Dünyaya karşı sorumluluklarımızın yanında, işimizin sürdürülebilirliği için de uluslararası ticarete uygun sertifikalı, izlenebilir, hesap verebilir üretime hızla adapte olmak durumundayız. Nitekim global olarak birçok marka da olumsuz çevresel etkilerini azaltmak için harekete geçmiş durumda.
Endüstrimiz çok büyük, bir günde veya bir yılda değişmek mümkün değil ama atılan her adım değerli.
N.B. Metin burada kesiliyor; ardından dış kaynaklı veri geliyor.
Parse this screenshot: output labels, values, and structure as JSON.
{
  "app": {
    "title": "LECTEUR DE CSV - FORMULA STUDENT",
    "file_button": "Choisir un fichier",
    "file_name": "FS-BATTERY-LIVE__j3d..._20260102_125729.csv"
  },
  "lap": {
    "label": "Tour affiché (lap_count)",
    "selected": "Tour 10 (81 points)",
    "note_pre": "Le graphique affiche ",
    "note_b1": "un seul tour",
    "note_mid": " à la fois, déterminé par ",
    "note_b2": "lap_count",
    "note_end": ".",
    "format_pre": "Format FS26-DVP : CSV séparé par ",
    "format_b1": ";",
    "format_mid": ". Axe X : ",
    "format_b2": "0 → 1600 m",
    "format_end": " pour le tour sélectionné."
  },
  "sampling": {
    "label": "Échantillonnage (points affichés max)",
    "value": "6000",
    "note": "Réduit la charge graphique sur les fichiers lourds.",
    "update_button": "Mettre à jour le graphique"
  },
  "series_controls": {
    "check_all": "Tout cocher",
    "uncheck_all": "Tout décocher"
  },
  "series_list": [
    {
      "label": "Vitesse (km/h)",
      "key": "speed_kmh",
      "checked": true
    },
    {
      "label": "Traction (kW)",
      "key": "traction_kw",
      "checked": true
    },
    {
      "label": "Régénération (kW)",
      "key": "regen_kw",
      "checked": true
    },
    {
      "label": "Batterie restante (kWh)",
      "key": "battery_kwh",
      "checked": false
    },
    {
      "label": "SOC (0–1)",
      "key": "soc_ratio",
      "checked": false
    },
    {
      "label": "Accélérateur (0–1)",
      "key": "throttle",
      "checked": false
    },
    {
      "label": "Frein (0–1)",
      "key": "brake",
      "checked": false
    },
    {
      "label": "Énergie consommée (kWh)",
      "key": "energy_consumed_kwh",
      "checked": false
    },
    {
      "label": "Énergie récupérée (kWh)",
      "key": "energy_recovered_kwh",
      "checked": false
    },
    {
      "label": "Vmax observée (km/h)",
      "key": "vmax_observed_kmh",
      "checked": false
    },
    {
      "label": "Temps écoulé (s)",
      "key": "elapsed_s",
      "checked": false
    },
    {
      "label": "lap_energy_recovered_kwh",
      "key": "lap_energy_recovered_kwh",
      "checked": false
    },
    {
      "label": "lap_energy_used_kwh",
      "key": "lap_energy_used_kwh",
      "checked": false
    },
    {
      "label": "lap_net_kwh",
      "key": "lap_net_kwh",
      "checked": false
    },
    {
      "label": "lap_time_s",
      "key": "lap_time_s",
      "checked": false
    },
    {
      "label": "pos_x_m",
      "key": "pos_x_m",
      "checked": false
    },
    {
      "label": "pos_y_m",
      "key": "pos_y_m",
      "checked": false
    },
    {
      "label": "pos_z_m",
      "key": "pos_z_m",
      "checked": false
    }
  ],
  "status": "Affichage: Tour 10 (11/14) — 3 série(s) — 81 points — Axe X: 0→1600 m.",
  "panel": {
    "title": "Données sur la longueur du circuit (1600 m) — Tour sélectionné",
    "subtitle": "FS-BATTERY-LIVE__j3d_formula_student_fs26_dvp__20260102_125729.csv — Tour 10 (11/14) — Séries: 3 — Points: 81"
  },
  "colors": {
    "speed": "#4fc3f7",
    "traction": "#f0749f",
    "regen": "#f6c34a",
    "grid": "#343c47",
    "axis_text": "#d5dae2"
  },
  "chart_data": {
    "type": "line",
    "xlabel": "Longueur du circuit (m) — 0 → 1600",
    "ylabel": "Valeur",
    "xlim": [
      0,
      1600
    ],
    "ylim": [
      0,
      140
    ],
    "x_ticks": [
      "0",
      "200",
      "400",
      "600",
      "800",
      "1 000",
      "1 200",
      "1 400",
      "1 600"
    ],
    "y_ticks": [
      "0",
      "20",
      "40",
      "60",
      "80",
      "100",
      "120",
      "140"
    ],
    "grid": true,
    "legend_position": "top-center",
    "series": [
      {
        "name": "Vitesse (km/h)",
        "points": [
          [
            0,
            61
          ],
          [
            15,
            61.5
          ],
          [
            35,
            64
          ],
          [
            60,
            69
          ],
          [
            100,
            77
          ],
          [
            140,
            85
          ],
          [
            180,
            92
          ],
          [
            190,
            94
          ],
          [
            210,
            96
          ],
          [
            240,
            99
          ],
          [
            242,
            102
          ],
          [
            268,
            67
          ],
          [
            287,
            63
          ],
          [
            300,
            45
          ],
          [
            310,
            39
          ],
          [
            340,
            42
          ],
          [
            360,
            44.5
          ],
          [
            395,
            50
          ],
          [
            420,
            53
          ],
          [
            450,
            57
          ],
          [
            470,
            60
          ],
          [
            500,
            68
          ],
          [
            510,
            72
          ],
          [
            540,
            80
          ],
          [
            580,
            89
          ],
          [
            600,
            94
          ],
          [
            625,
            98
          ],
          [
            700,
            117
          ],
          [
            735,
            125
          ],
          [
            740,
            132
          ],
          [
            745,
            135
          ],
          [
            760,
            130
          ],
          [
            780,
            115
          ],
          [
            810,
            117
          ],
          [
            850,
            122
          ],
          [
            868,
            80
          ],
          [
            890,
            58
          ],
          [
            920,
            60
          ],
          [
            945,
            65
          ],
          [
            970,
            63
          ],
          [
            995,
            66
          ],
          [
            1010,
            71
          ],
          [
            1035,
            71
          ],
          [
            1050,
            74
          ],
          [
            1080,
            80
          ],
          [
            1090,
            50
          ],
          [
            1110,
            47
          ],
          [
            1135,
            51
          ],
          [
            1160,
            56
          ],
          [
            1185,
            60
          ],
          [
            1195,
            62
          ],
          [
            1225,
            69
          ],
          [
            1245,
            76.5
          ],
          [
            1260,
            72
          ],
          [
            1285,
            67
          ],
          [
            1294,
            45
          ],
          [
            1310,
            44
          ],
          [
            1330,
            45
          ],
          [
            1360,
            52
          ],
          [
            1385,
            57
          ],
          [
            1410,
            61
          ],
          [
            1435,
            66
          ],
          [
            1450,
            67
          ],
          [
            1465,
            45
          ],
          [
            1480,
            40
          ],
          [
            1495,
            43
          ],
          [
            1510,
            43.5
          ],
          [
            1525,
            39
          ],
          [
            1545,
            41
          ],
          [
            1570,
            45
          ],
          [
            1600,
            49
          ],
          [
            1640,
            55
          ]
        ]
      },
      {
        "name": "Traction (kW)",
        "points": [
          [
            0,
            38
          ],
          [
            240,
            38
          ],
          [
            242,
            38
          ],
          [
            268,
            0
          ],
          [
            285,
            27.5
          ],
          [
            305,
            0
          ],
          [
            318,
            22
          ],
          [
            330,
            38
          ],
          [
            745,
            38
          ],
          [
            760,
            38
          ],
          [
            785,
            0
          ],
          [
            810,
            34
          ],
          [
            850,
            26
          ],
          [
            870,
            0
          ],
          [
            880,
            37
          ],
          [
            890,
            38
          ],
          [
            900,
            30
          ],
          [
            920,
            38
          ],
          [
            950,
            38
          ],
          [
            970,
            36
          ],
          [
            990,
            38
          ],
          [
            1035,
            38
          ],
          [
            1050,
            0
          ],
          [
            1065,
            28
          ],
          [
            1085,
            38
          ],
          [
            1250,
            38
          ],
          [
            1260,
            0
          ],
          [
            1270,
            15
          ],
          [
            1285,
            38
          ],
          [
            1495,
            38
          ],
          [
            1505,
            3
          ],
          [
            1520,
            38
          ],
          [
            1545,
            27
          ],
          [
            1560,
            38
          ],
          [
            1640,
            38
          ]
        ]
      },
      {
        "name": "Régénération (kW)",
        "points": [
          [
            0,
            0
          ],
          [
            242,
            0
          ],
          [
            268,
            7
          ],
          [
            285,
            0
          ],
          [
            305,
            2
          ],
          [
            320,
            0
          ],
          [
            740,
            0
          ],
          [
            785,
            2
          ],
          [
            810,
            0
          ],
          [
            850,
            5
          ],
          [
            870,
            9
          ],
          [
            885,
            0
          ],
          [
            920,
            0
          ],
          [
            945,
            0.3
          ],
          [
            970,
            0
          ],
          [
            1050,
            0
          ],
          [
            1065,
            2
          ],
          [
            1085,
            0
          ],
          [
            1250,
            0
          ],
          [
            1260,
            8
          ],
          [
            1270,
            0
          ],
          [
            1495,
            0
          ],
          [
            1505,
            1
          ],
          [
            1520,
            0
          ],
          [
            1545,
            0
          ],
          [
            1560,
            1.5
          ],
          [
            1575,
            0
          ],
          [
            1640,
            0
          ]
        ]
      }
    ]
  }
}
Biz Koton olarak bir yandan müşterimizi dinliyor, bir yandan da değişen dinamikleri, standartları, uluslararası regülasyonları takip ediyoruz. 33 yıldır büyümeye odaklanmış, daha da büyümek isteyen bir marka olarak sürdürülebilirlik bizim için doğal bir odak alanı, temel bir pusula.
Sürdürülebilir üretim çerçevesinde ortaya koyduğunuz Yaşama Saygı koleksiyonunuzdan kısaca bahsedebilir misiniz?
Sürdürülebilirliğin değişen isteklerimiz, ihtiyaçlarımız, önceliklerimiz için hayati önemde bir kavram olduğunun her zaman farkında ve bilincindeydik. Bu alandaki mevcut çalışmalarımızı daha iyi yapılandırarak iş stratejilerimizin merkezine sürdürülebilirliği koyduk. Bu yaklaşımımıza da Yaşama Saygı adını verdik. Bu anlayışı Yaşama Saygı Manifestomuz ile ortaya koyduk. Yaklaşımımız, Birleşmiş Milletler Sürdürülebilir Kalkınma Amaçları ile uyumlandırdığımız bir sürdürülebilirlik anlayışını tarif ediyor. Dünyamıza, içinde var olduğumuz toplumumuza, dokunduğumuz tüm insanlara ve marka değerimizin temel kaynağı olan işimize saygı, sürdürülebilirlik anlayışımızın özünü oluşturuyor.
BCI süreci öncesinde de dünyaya bıraktığımız izlerin etkilerini azaltmak için Yaşama Saygı ürünlerimizi koleksiyonlarımıza yerleştirmeye başlamıştık. Sürdürülebilir iplik, sürdürülebilir kumaş gibi ham maddelerin yanı sıra sürdürülebilir teknolojileri de kullandığımız geniş bir ürün gamı oluşturduk. Organik, geri dönüştürülmüş rejenere iplik ve kumaşların pet şişelerden üretilmiş iplik gibi doğa dostu materyallerin, 2021 yılında sürdürülebilir ürünlerimizin toplam Koton içindeki payının yüzde 15 olacağını ifade etmiştik. Gururla söylüyorum ki biz bu oranı aşarak payı yüzde 16,5 seviyesinde gerçekleştirdik. 2022 hedefimiz ise bu oranı yüzde 25’e çıkarmak.
Yaşama Saygı koleksiyonlarımız içinde Suya Saygı koleksiyonumuzu, su tüketimi yoğun bir endüstride, özellikle suyun önemine vurgu yapmak için hazırladık. Suya Saygı koleksiyonu ile bugüne kadar karbon emisyonumuz 623 bin kilogram daha az gerçekleşti. Doğa dostu materyal ve üretim teknikleri kullanarak 49 milyon litre su tasarrufu elde ettik. 825 kilogram daha az pestisit kullanmamız mümkün oldu. Suya Saygı koleksiyonumuzda yüzde 50 daha az su tüketimiyle sertifikalı lenzing ecovero viscose kumaş kullandık. Denimlerimizin tamamındaki yıkama işleminde, standart yıkama yöntemlerine göre yüzde 70 daha az su ve kimyasal kullandık. Koleksiyonumuzda recycle polyester, recylce pamuk, organik pamuk, recycle akrilik ve dönüştürülmüş pamuk karışımlı kumaşları ve elbette Better Cotton sertifikalı pamuklar tercih ettik.